Um estudo recente sobre o primeiro Registro Federal de IA do Canadá, lançado em novembro de 2025, revela que o sistema, longe de ser um espelho neutro da atividade governamental, atua como um instrumento de design ontológico que molda a responsabilização.
O que aconteceu
O Governo do Canadá, em um movimento anunciado como compromisso com a transparência, divulgou seu primeiro Registro Federal de IA. Este registro lista 409 sistemas de IA utilizados pelo governo. No entanto, uma análise aprofundada deste conjunto de dados, utilizando o framework Algorithmic Decision-Making Adapted for the Public Sector (ADMAPS), aponta para uma realidade burocrática que diverge da retórica de "IA soberana". A pesquisa, disponível no arXiv sob o título "Bureaucratic Silences: What the Canadian AI Register Reveals, Omits, and Obscures", indica que 86% dos sistemas listados são implementados internamente, visando a otimização de processos e a eficiência. Essa predominância do uso interno, segundo os autores, é sistematicamente obscurecida pelo registro, que falha em detalhar a natureza exata dessas aplicações e suas implicações. A análise combina mapeamento quantitativo com codificação qualitativa dedutiva, buscando desvendar as lacunas informacionais presentes no documento oficial.
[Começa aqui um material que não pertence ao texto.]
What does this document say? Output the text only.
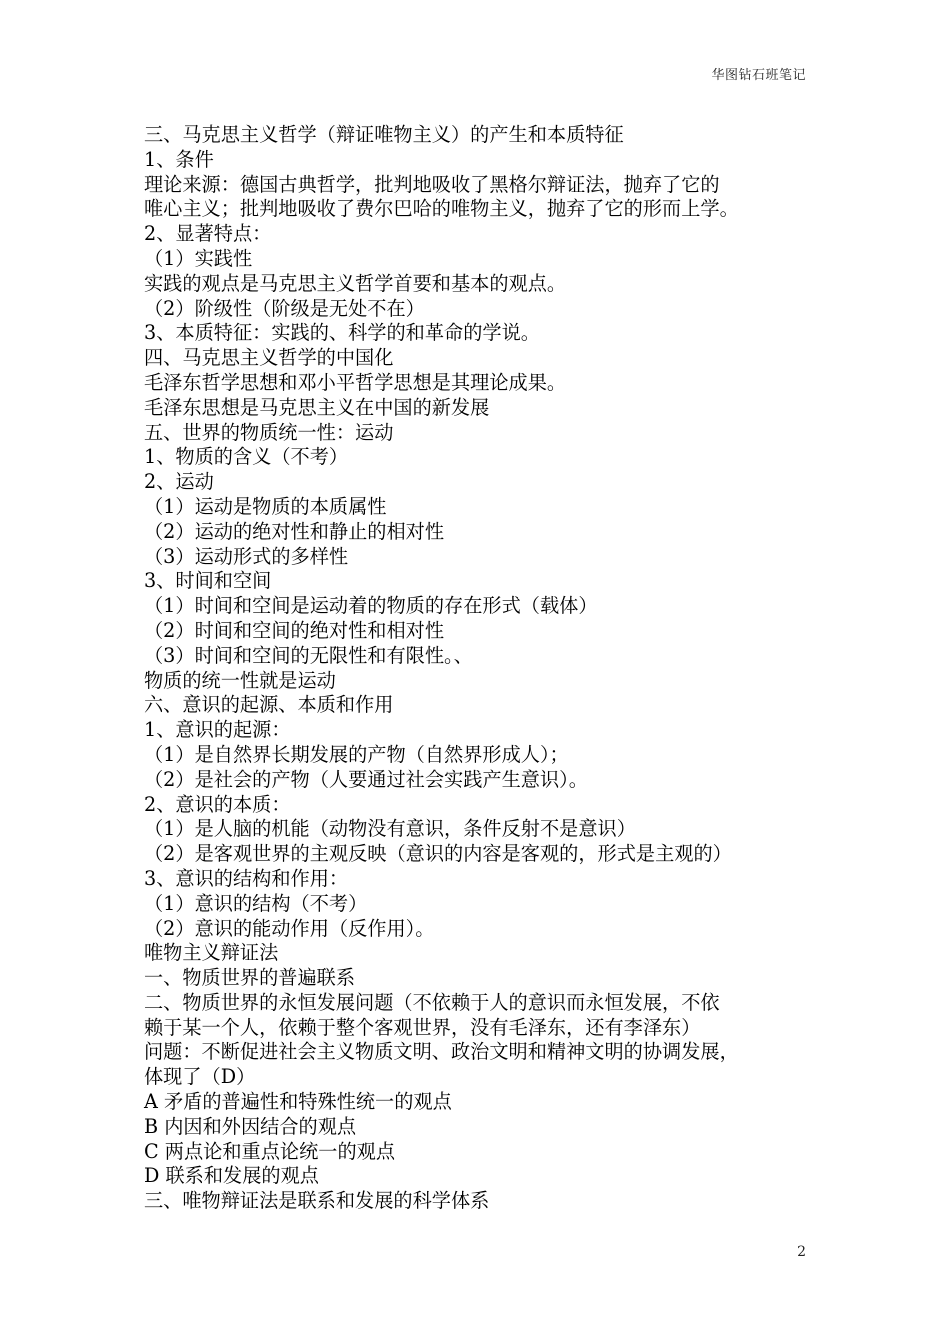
华图钻石班笔记
三、马克思主义哲学（辩证唯物主义）的产生和本质特征
1、条件
理论来源：德国古典哲学，批判地吸收了黑格尔辩证法，抛弃了它的
唯心主义；批判地吸收了费尔巴哈的唯物主义，抛弃了它的形而上学。
2、显著特点：
（1）实践性
实践的观点是马克思主义哲学首要和基本的观点。
（2）阶级性（阶级是无处不在）
3、本质特征：实践的、科学的和革命的学说。
四、马克思主义哲学的中国化
毛泽东哲学思想和邓小平哲学思想是其理论成果。
毛泽东思想是马克思主义在中国的新发展
五、世界的物质统一性：运动
1、物质的含义（不考）
2、运动
（1）运动是物质的本质属性
（2）运动的绝对性和静止的相对性
（3）运动形式的多样性
3、时间和空间
（1）时间和空间是运动着的物质的存在形式（载体）
（2）时间和空间的绝对性和相对性
（3）时间和空间的无限性和有限性。、
物质的统一性就是运动
六、意识的起源、本质和作用
1、意识的起源：
（1）是自然界长期发展的产物（自然界形成人）；
（2）是社会的产物（人要通过社会实践产生意识）。
2、意识的本质：
（1）是人脑的机能（动物没有意识，条件反射不是意识）
（2）是客观世界的主观反映（意识的内容是客观的，形式是主观的）
3、意识的结构和作用：
（1）意识的结构（不考）
（2）意识的能动作用（反作用）。
唯物主义辩证法
一、物质世界的普遍联系
二、物质世界的永恒发展问题（不依赖于人的意识而永恒发展，不依
赖于某一个人，依赖于整个客观世界，没有毛泽东，还有李泽东）
问题：不断促进社会主义物质文明、政治文明和精神文明的协调发展，
体现了（D）
A 矛盾的普遍性和特殊性统一的观点
B 内因和外因结合的观点
C 两点论和重点论统一的观点
D 联系和发展的观点
三、唯物辩证法是联系和发展的科学体系
2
O estudo questiona a eficácia de tais registros em promover uma verdadeira responsabilização em um cenário de rápida adoção de IA pelo setor público. Mais detalhes sobre a metodologia e os resultados podem ser encontrados no artigo científico aqui.
Por que importa
A descoberta de que a vasta maioria dos sistemas de IA no governo canadense é voltada para otimização interna, sem transparência suficiente sobre seu funcionamento, levanta sérias questões sobre a governança e o controle dessas tecnologias. No Brasil, onde o debate sobre a regulamentação da IA avança, o caso canadense serve como um alerta. A ênfase em "IA soberana" pode mascarar uma realidade de implementação focada em ganhos operacionais, com pouca atenção à accountability ou aos potenciais vieses e impactos sociais. Empresas e órgãos públicos brasileiros que consideram a adoção de IA devem prestar atenção a esses detalhes. A falta de clareza sobre como os sistemas operam, quem é responsável por suas decisões e quais dados são utilizados pode levar a falhas na prestação de serviços, discriminação algorítmica e erosão da confiança pública. É fundamental que os registros de IA, onde existirem ou vierem a ser criados, sejam projetados para oferecer visibilidade real, permitindo auditorias e fiscalização eficazes. A experiência canadense sugere que a transparência superficial não é suficiente.
O que esperar
A análise do registro canadense sugere que a busca por eficiência burocrática pode, inadvertidamente, criar "silêncios burocráticos" em torno da IA. A tendência de registrar sistemas de forma genérica, focando em sua função operacional e não em seu impacto ou lógica interna, pode se tornar um padrão. Para o futuro, espera-se que discussões sobre regulamentação de IA, tanto no Canadá quanto em outros países como o Brasil, incorporem a necessidade de detalhes mais granulares sobre a aplicação e o funcionamento dos sistemas. A pressão por maior clareza pode vir tanto da academia quanto da sociedade civil, exigindo que os registros de IA vão além de uma simples listagem. A pesquisa aponta para a necessidade de frameworks mais robustos que avaliem a qualidade da informação disponibilizada, garantindo que ela sirva ao propósito de accountability. O estudo original em si é um passo nessa direção, fornecendo um modelo de análise crítica. A evolução dos registros de IA dependerá da capacidade dos governos em equilibrar a necessidade de eficiência com a exigência de transparência e controle democrático sobre tecnologias cada vez mais presentes em nossas vidas.